Rough and ready process. Jump 12v from battery to coil +. Crank it up. I have an idea it will run nicely.
The minor timing deviation is not an issue as to running.
Indeed, the GM amplifier is like all electronic stuff heat sensitive. But, others have pointe out, it is not on the head, but on the water rail, a lot different
On my a lot different engine, but similar ignition module, it is mounted on the cast iron head. But, with a heat sink and heat transfer enabling goop.
Another status update
Yesterday the Series III XJ6 fired up, I let it idle for a spell, then backed down the driveway and headed for the top of the hill. got to the top, All is good, then around the horse shoe. As I got about half way around the horse shoe heading for the hill to my house, The engine started cutting out, like it was out of spark or gas.
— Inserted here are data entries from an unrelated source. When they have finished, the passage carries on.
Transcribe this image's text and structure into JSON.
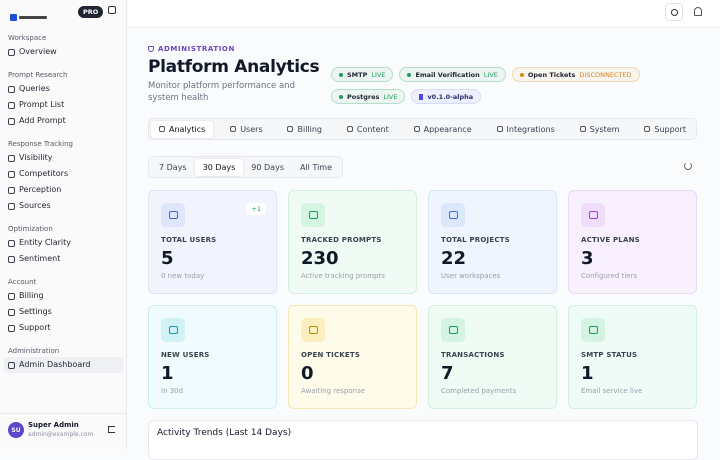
{
  "sidebar": {
    "badge": "PRO",
    "sections": [
      {
        "title": "Workspace",
        "items": [
          "Overview"
        ]
      },
      {
        "title": "Prompt Research",
        "items": [
          "Queries",
          "Prompt List",
          "Add Prompt"
        ]
      },
      {
        "title": "Response Tracking",
        "items": [
          "Visibility",
          "Competitors",
          "Perception",
          "Sources"
        ]
      },
      {
        "title": "Optimization",
        "items": [
          "Entity Clarity",
          "Sentiment"
        ]
      },
      {
        "title": "Account",
        "items": [
          "Billing",
          "Settings",
          "Support"
        ]
      },
      {
        "title": "Administration",
        "items": [
          "Admin Dashboard"
        ]
      }
    ],
    "user": {
      "initials": "SU",
      "name": "Super Admin",
      "email": "admin@example.com"
    }
  },
  "header": {
    "eyebrow": "ADMINISTRATION",
    "title": "Platform Analytics",
    "subtitle": "Monitor platform performance and system health"
  },
  "status_badges": [
    {
      "name": "SMTP",
      "status": "LIVE",
      "color": "#1f9d5c"
    },
    {
      "name": "Email Verification",
      "status": "LIVE",
      "color": "#1f9d5c"
    },
    {
      "name": "Open Tickets",
      "status": "DISCONNECTED",
      "color": "#d9861a"
    },
    {
      "name": "Postgres",
      "status": "LIVE",
      "color": "#1f9d5c"
    }
  ],
  "version": "v0.1.0-alpha",
  "tabs": [
    "Analytics",
    "Users",
    "Billing",
    "Content",
    "Appearance",
    "Integrations",
    "System",
    "Support"
  ],
  "ranges": [
    "7 Days",
    "30 Days",
    "90 Days",
    "All Time"
  ],
  "cards": [
    {
      "label": "TOTAL USERS",
      "value": 5,
      "note": "0 new today",
      "badge": "+1"
    },
    {
      "label": "TRACKED PROMPTS",
      "value": 230,
      "note": "Active tracking prompts"
    },
    {
      "label": "TOTAL PROJECTS",
      "value": 22,
      "note": "User workspaces"
    },
    {
      "label": "ACTIVE PLANS",
      "value": 3,
      "note": "Configured tiers"
    },
    {
      "label": "NEW USERS",
      "value": 1,
      "note": "In 30d"
    },
    {
      "label": "OPEN TICKETS",
      "value": 0,
      "note": "Awaiting response"
    },
    {
      "label": "TRANSACTIONS",
      "value": 7,
      "note": "Completed payments"
    },
    {
      "label": "SMTP STATUS",
      "value": 1,
      "note": "Email service live"
    }
  ],
  "activity": {
    "title": "Activity Trends (Last 14 Days)"
  }
}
I’ve got spark - timing light assisted
I’ve got 36 psi of fuel pressure at the rail
I didn’t check the injector with NOIDs today but they were working… I’ll check that tomorrow.
Cap and rotor cleaned up and were fine, clean up the spark plugs; which had all of the indications of running rich.
So if the engine quits when it gets up to temp, then that could be either a coil, or an amplifier right? and the amplifier provides the signal to the ECU to fire off the appropriate injector - right?
Vital reaction, Mark - engine misfiring; instantly change to the other tank and ogle at the tacho. If the engine then recovers; it is not getting gas from that tank - which can have various causes. If the tacho drops to zero while the engine is still turning - you have lost ignition…
These are standard ‘on road’ reaction - providing a quick-test of two vital areas; fuel and ignition…
However if no clue appeared; the coil, and especially the ign amp might indeed be heat ‘tender’. I strongly advice using a spare spark plug, triple gapped, to test ignition is the best simulation of what happens to the spark inside the cylinder…
In principle; ignition requires a fully functioning ign amp - an iffy amp may still provide injector operation while there is no ignition.
But it is very important that the ign and injection testing are performed quickly, while the fault is presumably still present. Neither tests will interfere with starting - so if the engine actually starts during testing the tests should show ‘normal’…
You mentioned the gauge doesn’t work but after ten minutes idling (in gear can help) is must be warm enough to duplicate the short drive, heat wise…
But if it doesn’t run anyway that’s not having a point either, so you can try if you can make the injectors click by repeatedly connecting the aforementioned bullet connecor from the coil to ecu. If they click it should start, right? And if no start but clicking that might not be the issue, at least not in that particular moment… it’ll sort out.